Milionerzy na świecie
- W ukraińskiej wersji Milionerów producenci zrezygnowali z koła ratunkowego „pytanie do publiczności”, bo ta ciągle robiła graczy w cha odpowiadając źle na zadane pytanie.
- Inaczej zachował się jeden z graczy w Wielkiej Brytanii – on sam zrobił w bambuko prowadzącego i producentów – porozumiewał się z osobą z widowni za pomocą kaszlnięć. Oszustwo jednak wyszło na jaw i milion funtów wrócił do producentów brytyjskich Milionerów.
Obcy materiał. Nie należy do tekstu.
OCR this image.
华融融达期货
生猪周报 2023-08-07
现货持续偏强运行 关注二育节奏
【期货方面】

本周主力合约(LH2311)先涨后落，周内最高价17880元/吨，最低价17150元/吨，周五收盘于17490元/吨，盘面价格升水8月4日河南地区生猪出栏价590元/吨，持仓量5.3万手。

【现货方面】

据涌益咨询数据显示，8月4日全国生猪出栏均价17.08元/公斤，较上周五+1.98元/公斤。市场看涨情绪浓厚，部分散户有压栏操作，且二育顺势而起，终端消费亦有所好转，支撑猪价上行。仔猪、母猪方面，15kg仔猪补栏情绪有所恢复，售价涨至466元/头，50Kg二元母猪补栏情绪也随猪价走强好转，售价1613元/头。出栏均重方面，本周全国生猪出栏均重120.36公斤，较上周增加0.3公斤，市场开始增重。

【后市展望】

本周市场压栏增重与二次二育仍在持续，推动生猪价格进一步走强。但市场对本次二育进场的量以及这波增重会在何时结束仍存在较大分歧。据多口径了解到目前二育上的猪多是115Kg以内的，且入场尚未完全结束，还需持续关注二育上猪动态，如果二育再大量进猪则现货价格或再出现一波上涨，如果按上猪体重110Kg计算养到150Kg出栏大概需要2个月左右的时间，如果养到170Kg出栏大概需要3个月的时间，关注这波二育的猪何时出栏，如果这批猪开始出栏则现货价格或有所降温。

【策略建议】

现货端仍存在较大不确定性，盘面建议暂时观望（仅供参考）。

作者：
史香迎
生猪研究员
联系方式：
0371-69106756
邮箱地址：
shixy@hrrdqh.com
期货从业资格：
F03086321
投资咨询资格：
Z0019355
- W Ameryce gracze nad każdym pytaniem zastanawiali się średnio 900 sekund, dlatego zrobili grę na czas. Jest to kilka sekund na odpowiedź lub eliminacja. W tej wersji brakuje więc legendarnego „Czy jesteś pewien?”.
- W Ameryce wprowadzono w 2014 roku dodatkowe koło ratunkowe – +1, które pozwala na pomoc w pytaniu od jednej z osoby z widowni. Od 2015 roku na rzecz tego koła wyrzucono telefon do przyjaciela.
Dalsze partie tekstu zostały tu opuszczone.